Esta España mía, que no decaiga nunca

Opinión | Café Madrid

"Sobrevivo a duras penas, no tengo futuro ni sueños ni amante, pero tengo a España y, ante esta situación, creo que es más de lo que merezco".

Fuente de Cibeles en Madrid. (Foto: Shutterstock)
Víctor Núñez Jaime
Madrid /

Cuando uno vive en España pero es un desgraciado, como este servidor, la vida no deja de parecerle estupenda. Y, en estos tiempos apocalípticos, más nos vale no poner en peligro la felicidad. Miren: sobrevivo a duras penas, no tengo futuro ni sueños ni amante, pero tengo a España y, ante esta situación, creo que es más de lo que merezco. Así que no me queda más que conformarme con admirarla. 

Y cómo no hacerlo si esta España mía es la suma de la sátira y la espada, los enanos de Velázquez, la presencia árabe, su monarquía intrigante, sus pintores, poetas, toreros y folclóricas, sus vetustos e imponentes monumentos, su Quijote (siempre más citado que leído) con sus molinos manchegos, su clero hipócrita y abusón, sus políticos y banqueros corruptos, sus bares, baretos y cafetines donde se despelleja al prójimo entre gritos y palabrotas, su glotonería gastronómica, sus múltiples disputas y también sus putas, algunas de ellas extravagantes y otras muy despostilladas, las pobres, que más parecen invitar a la castidad que al desenfreno, pero… ¡qué más da! ¿Acaso hay alguien que pueda resistirse, a pesar de los pesares, a disfrutar de tan fascinante sainete?

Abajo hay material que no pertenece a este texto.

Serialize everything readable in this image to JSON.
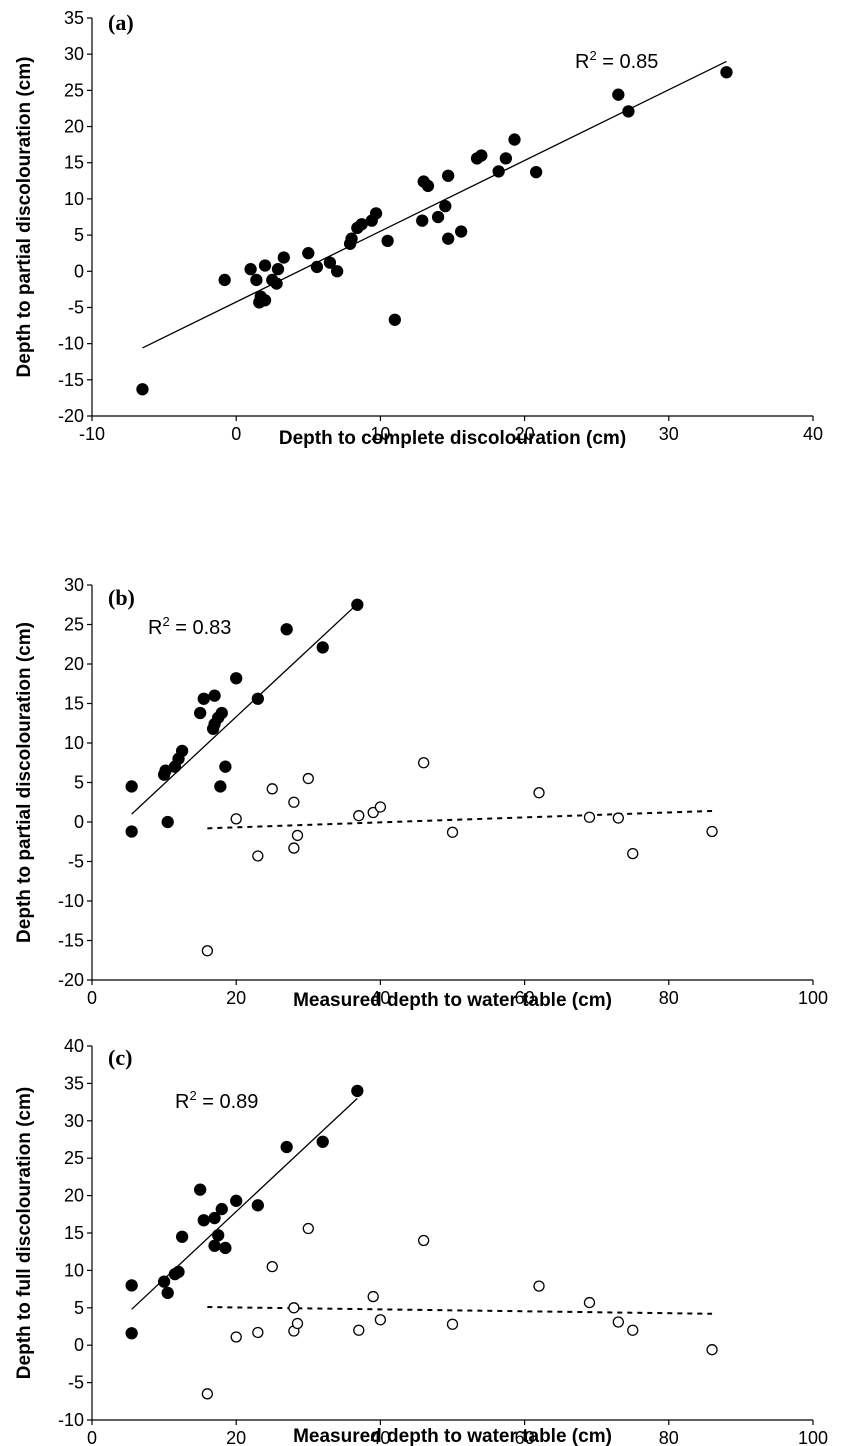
{
  "chart_data": [
    {
      "type": "scatter",
      "panel_label": "(a)",
      "xlabel": "Depth to complete discolouration (cm)",
      "ylabel": "Depth to partial discolouration (cm)",
      "xlim": [
        -10,
        40
      ],
      "ylim": [
        -20,
        35
      ],
      "xticks": [
        "-10",
        "0",
        "10",
        "20",
        "30",
        "40"
      ],
      "yticks": [
        "-20",
        "-15",
        "-10",
        "-5",
        "0",
        "5",
        "10",
        "15",
        "20",
        "25",
        "30",
        "35"
      ],
      "r2_label": "R",
      "r2_value": " = 0.85",
      "series": [
        {
          "marker": "filled",
          "points": [
            [
              -6.5,
              -16.3
            ],
            [
              -0.8,
              -1.2
            ],
            [
              1.0,
              0.3
            ],
            [
              1.4,
              -1.2
            ],
            [
              1.6,
              -4.3
            ],
            [
              1.7,
              -3.5
            ],
            [
              2.0,
              -4.0
            ],
            [
              2.0,
              0.8
            ],
            [
              2.5,
              -1.2
            ],
            [
              2.8,
              -1.7
            ],
            [
              2.9,
              0.3
            ],
            [
              3.3,
              1.9
            ],
            [
              5.0,
              2.5
            ],
            [
              5.6,
              0.6
            ],
            [
              6.5,
              1.2
            ],
            [
              7.0,
              0.0
            ],
            [
              7.9,
              3.8
            ],
            [
              8.0,
              4.5
            ],
            [
              8.4,
              6.0
            ],
            [
              8.7,
              6.5
            ],
            [
              9.4,
              7.0
            ],
            [
              9.7,
              8.0
            ],
            [
              10.5,
              4.2
            ],
            [
              11.0,
              -6.7
            ],
            [
              12.9,
              7.0
            ],
            [
              13.0,
              12.4
            ],
            [
              13.3,
              11.8
            ],
            [
              14.0,
              7.5
            ],
            [
              14.5,
              9.0
            ],
            [
              14.7,
              4.5
            ],
            [
              14.7,
              13.2
            ],
            [
              15.6,
              5.5
            ],
            [
              16.7,
              15.6
            ],
            [
              17.0,
              16.0
            ],
            [
              18.2,
              13.8
            ],
            [
              18.7,
              15.6
            ],
            [
              19.3,
              18.2
            ],
            [
              20.8,
              13.7
            ],
            [
              26.5,
              24.4
            ],
            [
              27.2,
              22.1
            ],
            [
              34.0,
              27.5
            ]
          ]
        }
      ],
      "fits": [
        {
          "style": "solid",
          "x": [
            -6.5,
            34.0
          ],
          "y": [
            -10.6,
            29.0
          ]
        }
      ]
    },
    {
      "type": "scatter",
      "panel_label": "(b)",
      "xlabel": "Measured depth to water table (cm)",
      "ylabel": "Depth to partial discolouration (cm)",
      "xlim": [
        0,
        100
      ],
      "ylim": [
        -20,
        30
      ],
      "xticks": [
        "0",
        "20",
        "40",
        "60",
        "80",
        "100"
      ],
      "yticks": [
        "-20",
        "-15",
        "-10",
        "-5",
        "0",
        "5",
        "10",
        "15",
        "20",
        "25",
        "30"
      ],
      "r2_label": "R",
      "r2_value": " = 0.83",
      "series": [
        {
          "marker": "filled",
          "points": [
            [
              5.5,
              4.5
            ],
            [
              5.5,
              -1.2
            ],
            [
              10.0,
              6.0
            ],
            [
              10.2,
              6.5
            ],
            [
              10.5,
              0.0
            ],
            [
              11.5,
              7.0
            ],
            [
              12.0,
              8.0
            ],
            [
              12.5,
              9.0
            ],
            [
              15.0,
              13.8
            ],
            [
              15.5,
              15.6
            ],
            [
              16.8,
              11.8
            ],
            [
              17.0,
              16.0
            ],
            [
              17.0,
              12.4
            ],
            [
              17.5,
              13.2
            ],
            [
              17.8,
              4.5
            ],
            [
              18.0,
              13.8
            ],
            [
              18.5,
              7.0
            ],
            [
              20.0,
              18.2
            ],
            [
              23.0,
              15.6
            ],
            [
              27.0,
              24.4
            ],
            [
              32.0,
              22.1
            ],
            [
              36.8,
              27.5
            ]
          ]
        },
        {
          "marker": "open",
          "points": [
            [
              16.0,
              -16.3
            ],
            [
              20.0,
              0.4
            ],
            [
              23.0,
              -4.3
            ],
            [
              25.0,
              4.2
            ],
            [
              28.0,
              2.5
            ],
            [
              28.0,
              -3.3
            ],
            [
              28.5,
              -1.7
            ],
            [
              30.0,
              5.5
            ],
            [
              37.0,
              0.8
            ],
            [
              39.0,
              1.2
            ],
            [
              40.0,
              1.9
            ],
            [
              46.0,
              7.5
            ],
            [
              50.0,
              -1.3
            ],
            [
              62.0,
              3.7
            ],
            [
              69.0,
              0.6
            ],
            [
              73.0,
              0.5
            ],
            [
              75.0,
              -4.0
            ],
            [
              86.0,
              -1.2
            ]
          ]
        }
      ],
      "fits": [
        {
          "style": "solid",
          "x": [
            5.5,
            36.8
          ],
          "y": [
            1.0,
            27.6
          ]
        },
        {
          "style": "dashed",
          "x": [
            16.0,
            86.0
          ],
          "y": [
            -0.8,
            1.4
          ]
        }
      ]
    },
    {
      "type": "scatter",
      "panel_label": "(c)",
      "xlabel": "Measured depth to water table (cm)",
      "ylabel": "Depth to full discolouration (cm)",
      "xlim": [
        0,
        100
      ],
      "ylim": [
        -10,
        40
      ],
      "xticks": [
        "0",
        "20",
        "40",
        "60",
        "80",
        "100"
      ],
      "yticks": [
        "-10",
        "-5",
        "0",
        "5",
        "10",
        "15",
        "20",
        "25",
        "30",
        "35",
        "40"
      ],
      "r2_label": "R",
      "r2_value": " = 0.89",
      "series": [
        {
          "marker": "filled",
          "points": [
            [
              5.5,
              8.0
            ],
            [
              5.5,
              1.6
            ],
            [
              10.0,
              8.5
            ],
            [
              10.5,
              7.0
            ],
            [
              11.5,
              9.5
            ],
            [
              12.0,
              9.8
            ],
            [
              12.5,
              14.5
            ],
            [
              15.0,
              20.8
            ],
            [
              15.5,
              16.7
            ],
            [
              17.0,
              17.0
            ],
            [
              17.0,
              13.3
            ],
            [
              17.5,
              14.7
            ],
            [
              18.0,
              18.2
            ],
            [
              18.5,
              13.0
            ],
            [
              20.0,
              19.3
            ],
            [
              23.0,
              18.7
            ],
            [
              27.0,
              26.5
            ],
            [
              32.0,
              27.2
            ],
            [
              36.8,
              34.0
            ]
          ]
        },
        {
          "marker": "open",
          "points": [
            [
              16.0,
              -6.5
            ],
            [
              20.0,
              1.1
            ],
            [
              23.0,
              1.7
            ],
            [
              25.0,
              10.5
            ],
            [
              28.0,
              1.9
            ],
            [
              28.0,
              5.0
            ],
            [
              28.5,
              2.9
            ],
            [
              30.0,
              15.6
            ],
            [
              37.0,
              2.0
            ],
            [
              39.0,
              6.5
            ],
            [
              40.0,
              3.4
            ],
            [
              46.0,
              14.0
            ],
            [
              50.0,
              2.8
            ],
            [
              62.0,
              7.9
            ],
            [
              69.0,
              5.7
            ],
            [
              73.0,
              3.1
            ],
            [
              75.0,
              2.0
            ],
            [
              86.0,
              -0.6
            ]
          ]
        }
      ],
      "fits": [
        {
          "style": "solid",
          "x": [
            5.5,
            36.8
          ],
          "y": [
            4.8,
            33.0
          ]
        },
        {
          "style": "dashed",
          "x": [
            16.0,
            86.0
          ],
          "y": [
            5.1,
            4.2
          ]
        }
      ]
    }
  ]
}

Pienso y admiro a esta España mía después de recorrer el retrato poliédrico que, con una mirada desacomplejada, ha hecho de ella Marco Cicala en Eterna España (Arpa Editorial). El periodista, corresponsal en esta península del diario italiano La República, ha armado su particular historia cultural de este territorio a base de personajes españoles de impacto. De El Greco a Almodóvar, pasando por Quevedo, Santa Teresa, Unamuno, Dalí, Lorca, Marisol, una legión de anarquistas, golpistas, toreros, artistas y genios del flamenco. Hay en estas páginas anécdotas, descubrimientos, asombro, risas y sabiduría. Es decir: una muy acertada síntesis del imaginario colectivo de la Madre Patria y su resonancia internacional.

Cicala vino por primera vez a España en el verano de 1981. El calor era insoportable en Sevilla y de pronto vio que, en las noches, había gente que instalaba catres en las banquetas para paliar los bochornos e intentar dormir un poco. “España me pareció un lugar de locos. Y, por tanto, un lugar ideal”, dice. Su anecdotario cultural es delirante, surrealista, trágico y cómico. Cuenta, por ejemplo, que cuando Quevedo regresaba a casa, después de su juergas nocturnas en burdeles y tabernas, siempre se detenía a orinar en el mismo edificio. Un día, alguien que vivía allí, puso una cruz para intentar disuadirlo pero de nada sirvió. Entonces le agregó a la cruz un letrero: “No se mea donde hay cruces”. Tampoco funcionó e, incluso, el escritor se atrevió a replicar: “¡No se ponen cruces donde se mea!”.

Hay muchas más historias castellanas en este libro. Pero también está Barcelona, donde, durante la belle époque, a veces la lucha de clases resultaba aburrida y los trabajadores decían “¡venga, vayamos a quemar una iglesia!”, y donde a pesar de todo se ostenta la tradición de ser una de las “capitales europeas del vicio”. Así lo demuestran personas como la Señora Rius, “de moral distraída” y experta, por vocación y convicción, en “hacer señores”, bajo el irrefutable dogma de “el sexo se hace por amor o por dinero, no hay tercera posibilidad”, que todavía hoy está al frente de su casa de citas, en el muy burgués barrio del Eixample, intentado provocar más orgasmos que los goles de Messi.

Esta octogenaria mujer, de sugerente peinado rubio platino, a quien nunca le ha gustado la calle (“¡se ejerce en casa, con todas las comodidades!”) y quien dirige a unas 20 chicas, entre los 25 y los 50 años, que trabajan todos los días (excepto Navidad, San Esteban y Viernes Santo), a 120 euros la cita (y 70 para los minusválidos), da cuenta, con su matriarcal autoridad, de los detalles de la virilidad de España: “Por aquí han pasado todos los grandes. Como Dalí, que pedía que lo llamáramos ‘El Divino’. También venía Camilo José Cela, se limitaba a masturbarse mientras nosotras rompíamos platos. Eso le excitaba. Los platos no los traía él, claro. Los conseguíamos nosotras y, al final, se los cargábamos a la cuenta”.

Esta, toda esta, es la España mía. Y espero que no decaiga nunca, por favor.